State Laws Force Full Disclosure on Athletic Scholarships
Did you realize that athletic scholarships aren't four-year contracts between student-athletes and universities and that they can be revoked on an annual basis by the university? Did you know that student-athletes on scholarship end up paying thousands out-of-pocket for college expenses not covered by their scholarship?
That information often comes as a surprise to high school student-athletes trying to decide which college to attend.
Thanks to new legislation passed in California and Connecticut, student-athletes in those two states will have a much clearer sense of exactly what colleges are promising them in their athletic scholarships.
The Connecticut law, due to go into effect on July 1, requires all colleges and universities to display athletic-scholarship information on the front page of their official athletic website by Jan. 1, 2012. That information includes (but isn't limited to) the expected out-of-pocket expenses for student-athletes, details about the yearly renewal process for athletic scholarships, the institution's policy regarding oversigning, and explicit details about who's responsible for athletically related medical expenses.
Back in February, when the Connecticut legislation was still up for debate, Allen Sack, a professor at the University of New Haven, testified before legislators that student-athletes often don't know their rights when it comes to scholarships. (Sack is also president-elect of The Drake Group, a nonprofit organization that aims to "help faculty and staff defend academic integrity in the face of the burgeoning college sport industry.")
Sack noted that when he played football at the University of Notre Dame back in the 1960s, his scholarship ran for four years and could not be revoked as a result of injury or a decline in athletic performance. However, the NCAA changed rules in 1973 by making scholarships renewable on a year-to-year basis, causing four-year scholarships to become a "thing of the past," Sack said.
Nowadays, on the NCAA's website, the organization explicitly states that athletic scholarships aren't guaranteed for four years. Schools must notify student-athletes by July 1 whether or not their athletic scholarships will be renewed for the next year.
The California legislation, signed into law by then-Gov. Arnold Schwarzenegger last September, bears strong resemblance to the recently passed Connecticut law. California requires any college or university that offers athletic scholarships to post specific information on its athletic website by Jan.1, 2012, about athletic scholarship issuance, renewal, release, and medical expenses.

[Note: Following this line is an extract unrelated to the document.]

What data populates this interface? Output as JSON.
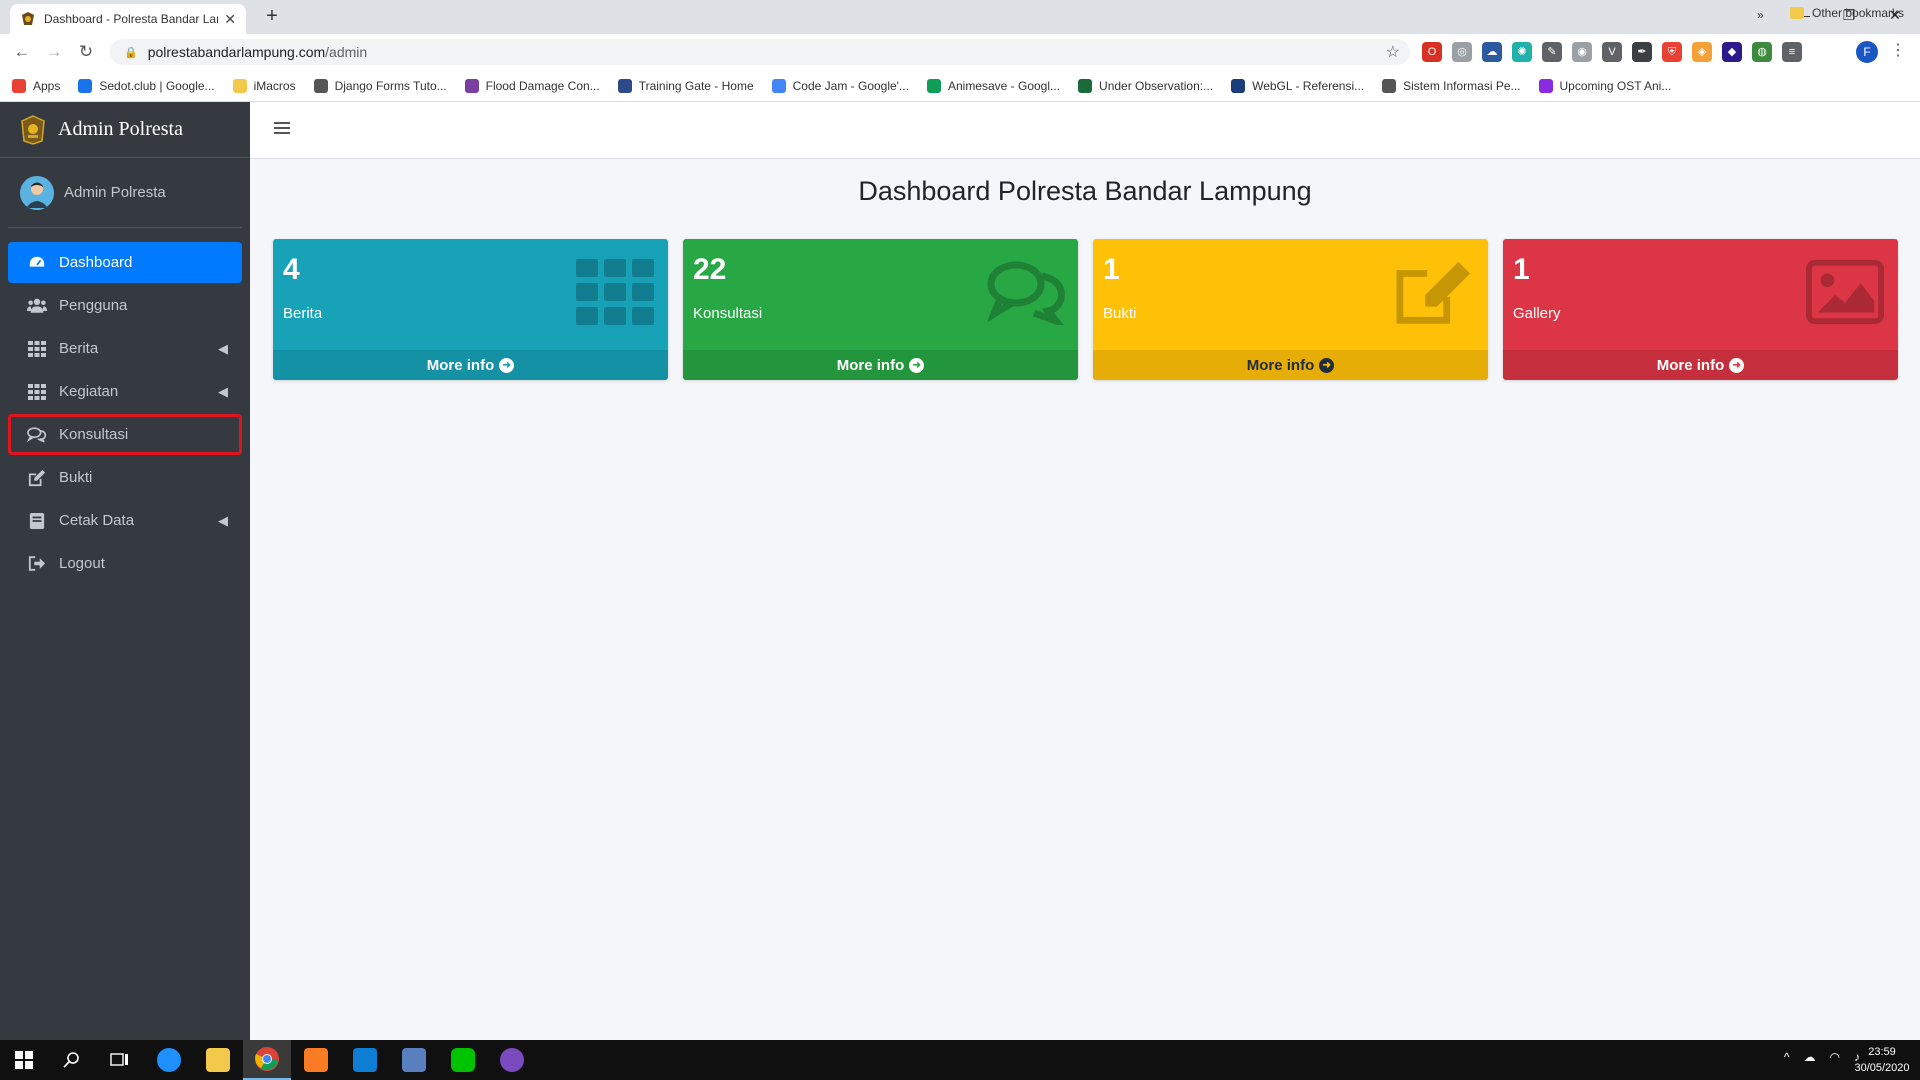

"This legislation will assure good faith negotiations with prospective student-athletes and prevent recruiters and coaches from making promises which they cannot keep," said state Rep. Mike Davis, a co-author of the bill.
The Associated Press ran a story over the weekend about the new legislation in California and Connecticut, which led off with the experiences of James Jackson, a former football recruit at Ohio State. Jackson claims that former coach Jim Tressel asked him to transfer after last season—only two years into his college career—because "they had an oversigning issue" and "had to free up a few scholarships."
"My main goal coming out of high school was to get a degree from a Division I program," said Jackson, who now attends Wayne State, a Division II school in Michigan. "If I had known they wouldn't keep me in school for four to five years, no matter what, I would have gone somewhere else.
"I don't necessarily feel used, and maybe coach Tressel was right, maybe Ohio State wasn't right for me," he said. "But this would have helped me out by maybe knowing that before."
The AP notes that other states are considering similar legislation regarding full disclosure for athletic scholarships.